Additional studies support that different types of specialized ribosomes display differential IRES-mediated translation. For example, modifications of the rRNA methylation pattern as a consequence of TP53 inactivation increases the translation of IRES-containing cellular mRNAs in cancer cells [5]. Conversely, DKC1 mutations affecting another type of rRNA modification — pseudouridylation — prevents the translation of IRES-containing mRNAs, including the tumor suppressor genes TP53 and CDKN1B and the anti-apoptotic factors BCL2L1 and XIAP [6-8]. The DKC1 gene is also mutated in the ribosomopathy Dyskeratosis Congenita, a cancer predisposition syndrome. These studies indicate that the combination of specialized onco-ribosomes and IRES elements can modulate translation of a proteome subset in cancer cells. IRES elements are structurally diverse, explaining why different onco-ribosomes have a preference for particular IRES elements. In agreement with this, translation of other IRES containing messages besides BCL-2 was not significantly altered in our RPL10 R98S cell models.

In addition to IRES elements, a number of other cis-acting mRNA elements have been described, including: RNA G-quadruplex structures, 5′ terminal oligopyrimidine tract motifs, translation inhibitor element, pyrimidine-rich translational element, cytosine-enriched regulator of translation, and programmed ribosomal frameshifting (PRF) signals.
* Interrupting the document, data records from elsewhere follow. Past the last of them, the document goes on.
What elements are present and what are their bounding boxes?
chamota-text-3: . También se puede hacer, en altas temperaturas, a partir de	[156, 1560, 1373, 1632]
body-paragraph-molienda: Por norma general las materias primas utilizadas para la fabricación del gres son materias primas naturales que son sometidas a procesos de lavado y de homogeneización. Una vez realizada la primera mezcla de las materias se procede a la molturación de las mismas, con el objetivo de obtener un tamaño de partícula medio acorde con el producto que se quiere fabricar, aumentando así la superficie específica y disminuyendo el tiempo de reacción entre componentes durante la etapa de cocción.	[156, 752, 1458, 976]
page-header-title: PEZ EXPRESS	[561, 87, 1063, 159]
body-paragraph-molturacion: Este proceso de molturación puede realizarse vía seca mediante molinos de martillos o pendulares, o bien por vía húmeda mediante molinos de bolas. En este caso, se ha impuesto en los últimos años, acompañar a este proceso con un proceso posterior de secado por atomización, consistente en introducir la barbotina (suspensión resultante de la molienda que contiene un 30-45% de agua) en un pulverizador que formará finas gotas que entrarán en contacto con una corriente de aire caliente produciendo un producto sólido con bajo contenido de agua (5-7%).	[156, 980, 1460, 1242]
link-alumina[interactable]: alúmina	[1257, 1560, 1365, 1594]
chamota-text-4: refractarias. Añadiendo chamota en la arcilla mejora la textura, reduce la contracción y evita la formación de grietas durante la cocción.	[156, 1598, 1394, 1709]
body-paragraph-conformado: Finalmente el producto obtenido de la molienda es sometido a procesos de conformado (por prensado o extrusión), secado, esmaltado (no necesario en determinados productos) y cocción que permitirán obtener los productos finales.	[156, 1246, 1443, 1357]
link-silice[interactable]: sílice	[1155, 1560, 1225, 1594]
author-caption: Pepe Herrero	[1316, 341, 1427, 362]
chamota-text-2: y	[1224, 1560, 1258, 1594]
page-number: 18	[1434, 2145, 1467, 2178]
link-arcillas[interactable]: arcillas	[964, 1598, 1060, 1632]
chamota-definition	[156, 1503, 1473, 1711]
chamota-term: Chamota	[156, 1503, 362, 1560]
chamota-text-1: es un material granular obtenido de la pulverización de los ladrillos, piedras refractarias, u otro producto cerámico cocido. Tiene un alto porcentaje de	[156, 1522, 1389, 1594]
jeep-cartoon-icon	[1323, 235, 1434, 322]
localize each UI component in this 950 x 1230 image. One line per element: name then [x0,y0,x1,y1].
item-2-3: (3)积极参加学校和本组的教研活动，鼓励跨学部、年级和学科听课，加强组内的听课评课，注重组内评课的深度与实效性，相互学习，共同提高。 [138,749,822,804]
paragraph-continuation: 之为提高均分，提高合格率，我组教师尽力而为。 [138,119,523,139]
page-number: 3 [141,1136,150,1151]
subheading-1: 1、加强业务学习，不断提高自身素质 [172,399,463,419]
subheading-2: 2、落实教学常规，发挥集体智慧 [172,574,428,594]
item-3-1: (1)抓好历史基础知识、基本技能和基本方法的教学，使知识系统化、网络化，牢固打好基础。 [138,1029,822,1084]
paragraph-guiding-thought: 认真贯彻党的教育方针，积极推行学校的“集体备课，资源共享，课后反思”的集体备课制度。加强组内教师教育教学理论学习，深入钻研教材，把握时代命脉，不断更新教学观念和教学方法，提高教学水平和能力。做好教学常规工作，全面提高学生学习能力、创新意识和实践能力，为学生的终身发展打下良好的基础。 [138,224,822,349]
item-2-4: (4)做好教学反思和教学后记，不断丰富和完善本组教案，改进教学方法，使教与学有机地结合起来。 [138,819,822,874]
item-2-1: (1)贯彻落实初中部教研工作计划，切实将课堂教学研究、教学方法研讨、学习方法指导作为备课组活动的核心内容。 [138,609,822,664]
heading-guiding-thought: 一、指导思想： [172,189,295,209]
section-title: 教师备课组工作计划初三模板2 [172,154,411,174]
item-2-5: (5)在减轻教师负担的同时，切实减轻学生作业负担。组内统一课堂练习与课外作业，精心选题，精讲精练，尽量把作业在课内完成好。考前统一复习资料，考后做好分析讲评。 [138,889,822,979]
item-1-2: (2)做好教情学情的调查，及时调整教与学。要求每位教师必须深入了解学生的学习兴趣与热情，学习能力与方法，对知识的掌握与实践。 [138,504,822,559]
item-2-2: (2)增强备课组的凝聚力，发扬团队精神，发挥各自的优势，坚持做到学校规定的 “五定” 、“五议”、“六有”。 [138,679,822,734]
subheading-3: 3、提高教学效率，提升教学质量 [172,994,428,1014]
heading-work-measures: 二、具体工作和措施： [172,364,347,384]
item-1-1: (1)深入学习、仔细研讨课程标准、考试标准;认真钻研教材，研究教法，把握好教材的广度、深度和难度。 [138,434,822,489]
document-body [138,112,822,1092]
Many of these are enriched on mRNAs encoding cancer associated genes. For example, PRF signals are enriched in genes of the JAK-STAT signaling cascade, which is associated with overexpression of JAK-STAT proteins and a sensitivity to JAK-STAT inhibitors in RPL10-R98S cells [9]. It is tempting to hypothesize that the regulatory potential of many of these mRNA elements is influenced by the interactions with different types of ribosomes — an intriguing avenue for future studies.

While the RPL10-R98S mutation is highly specific to pediatric T-ALL, mutations in other ribosomal proteins (i.e. RPL5) are more broadly found in a variety of different cancers [10]. It will be interesting to see whether RPL5-mutated onco-ribosomes also display a specialized function across different cancers, or whether their function is disease-specific. As it is becoming apparent that a diversity of ribosomes exists, it is likely that additional specialized onco-ribosomes will be discovered in the near future. Identifying these can be a daunting task however, as the current methodologies to study protein translation are limited. Understanding the structure and function of oncogenic ribosomes, along with discovering their inhibitors, represent the next ambitious and important challenges in the ribosome and cancer fields.